Donnellan suffered a moderate stroke on January 22, 2012; she would eventually recover with no lingering side effects, but the stroke cost her her position on WHBO. On August 1, 2012, The Babe returned as the overnight host at WHFS-FM (the former WSJT), CBS Radio's new FM sports station. The move came ahead of CBS's launch of CBS Sports Radio in January 2013. Donnellan later moved to a daytime time slot. WHFS-FM canceled all of its programs, including hers, as part of an ownership and format change in December 2014.

Her website returned in a blog-style format, supplanting the message it had since 2001, "Gone Fishing." She stopped updating the site in September 2014. She maintains a Twitter account sporadically.

From 2015 to 2018, The Babe hosted a regular podcast through the Radio Influence platform. Her guests included female sportscasting pioneers like Linda Cohn, Suzyn Waldman, Christine Brennan, Jackie MacMullan, and Lesley Visser.

In 2018, The Fabulous Sports Babe was inducted into the National Radio Hall of Fame.

==Personal life and other works==
Nanci Donnellan was born on June 7, 1948, at Newton-Wellesley Hospital in Newton, Massachusetts. Her father abandoned her as a toddler, and her mother and stepfather frequently moved around as a child, preventing her from establishing long-term friendships; she has also hinted that her family disapproved of her going into the radio business, and she did so partially out of spite. She graduated from Clover Park High School in Lakewood, Washington, in 1966. She attended, but did not graduate from, the University of Tampa and Northeastern University.
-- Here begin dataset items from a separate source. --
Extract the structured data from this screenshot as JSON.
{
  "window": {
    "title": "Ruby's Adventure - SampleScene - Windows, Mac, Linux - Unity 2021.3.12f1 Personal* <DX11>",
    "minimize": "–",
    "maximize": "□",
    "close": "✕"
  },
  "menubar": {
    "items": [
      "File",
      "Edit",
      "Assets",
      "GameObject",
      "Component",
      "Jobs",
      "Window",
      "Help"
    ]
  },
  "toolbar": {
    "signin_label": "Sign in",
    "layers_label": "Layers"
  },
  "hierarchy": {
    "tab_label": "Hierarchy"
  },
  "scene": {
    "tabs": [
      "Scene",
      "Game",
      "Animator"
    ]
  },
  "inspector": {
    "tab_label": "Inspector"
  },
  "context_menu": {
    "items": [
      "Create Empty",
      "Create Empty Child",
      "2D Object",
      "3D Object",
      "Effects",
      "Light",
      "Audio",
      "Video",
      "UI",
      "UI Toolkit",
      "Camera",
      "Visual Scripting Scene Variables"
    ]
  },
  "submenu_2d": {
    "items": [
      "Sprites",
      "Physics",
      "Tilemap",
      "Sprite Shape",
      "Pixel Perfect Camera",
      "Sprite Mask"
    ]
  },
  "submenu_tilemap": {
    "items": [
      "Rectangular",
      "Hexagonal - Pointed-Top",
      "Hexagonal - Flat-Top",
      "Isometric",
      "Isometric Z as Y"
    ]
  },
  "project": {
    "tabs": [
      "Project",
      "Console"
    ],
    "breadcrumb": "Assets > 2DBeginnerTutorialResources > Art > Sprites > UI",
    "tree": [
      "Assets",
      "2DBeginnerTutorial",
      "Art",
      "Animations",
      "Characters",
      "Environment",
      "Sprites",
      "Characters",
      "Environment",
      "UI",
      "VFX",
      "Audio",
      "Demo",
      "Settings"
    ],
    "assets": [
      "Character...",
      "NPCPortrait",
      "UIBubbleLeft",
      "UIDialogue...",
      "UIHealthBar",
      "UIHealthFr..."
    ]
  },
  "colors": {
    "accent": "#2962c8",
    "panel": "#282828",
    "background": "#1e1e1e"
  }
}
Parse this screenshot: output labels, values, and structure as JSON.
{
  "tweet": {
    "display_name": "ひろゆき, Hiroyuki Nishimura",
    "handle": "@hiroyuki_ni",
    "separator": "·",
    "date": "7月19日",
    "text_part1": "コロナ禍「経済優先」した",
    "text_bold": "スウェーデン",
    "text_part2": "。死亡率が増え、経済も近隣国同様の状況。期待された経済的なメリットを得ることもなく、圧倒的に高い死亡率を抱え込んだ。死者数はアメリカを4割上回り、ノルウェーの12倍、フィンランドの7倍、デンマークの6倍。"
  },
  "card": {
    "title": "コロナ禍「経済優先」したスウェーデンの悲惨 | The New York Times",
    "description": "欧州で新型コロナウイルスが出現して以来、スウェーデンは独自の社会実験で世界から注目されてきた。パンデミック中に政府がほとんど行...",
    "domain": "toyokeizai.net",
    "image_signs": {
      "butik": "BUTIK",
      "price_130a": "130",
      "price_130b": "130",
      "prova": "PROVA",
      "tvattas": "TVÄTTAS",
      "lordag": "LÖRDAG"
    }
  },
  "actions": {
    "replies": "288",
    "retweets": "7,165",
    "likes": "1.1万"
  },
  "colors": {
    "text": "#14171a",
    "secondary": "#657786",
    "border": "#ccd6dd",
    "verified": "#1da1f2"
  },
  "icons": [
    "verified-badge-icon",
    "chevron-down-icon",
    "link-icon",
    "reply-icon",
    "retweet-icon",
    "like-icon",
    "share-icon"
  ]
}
Donnellan has made a point of keeping her on-air persona of "the Fabulous Sports Babe" and her real-life wholly separate; she seldom speaks of her personal life out of fear that it would be a distraction (particularly her romantic life, only to admit that she has one, and that although she has not come out herself, she is sympathetic to LGBT causes). Grantland.com interviewed Donnellan, though she only offered brief, repeated and irritated responses to questions about her personal life.

Donnellan currently resides at her St. Pete Beach, Florida, home in Pinellas County. She was a season-ticket holder for the Tampa Bay Rays and can be seen at Tropicana Field from time to time.

With Neal Karlen, she wrote a 1996 book, The Babe in Boyland, in which she discussed men, women, football, goalies, strikes, and clueless sports executives in a unique style.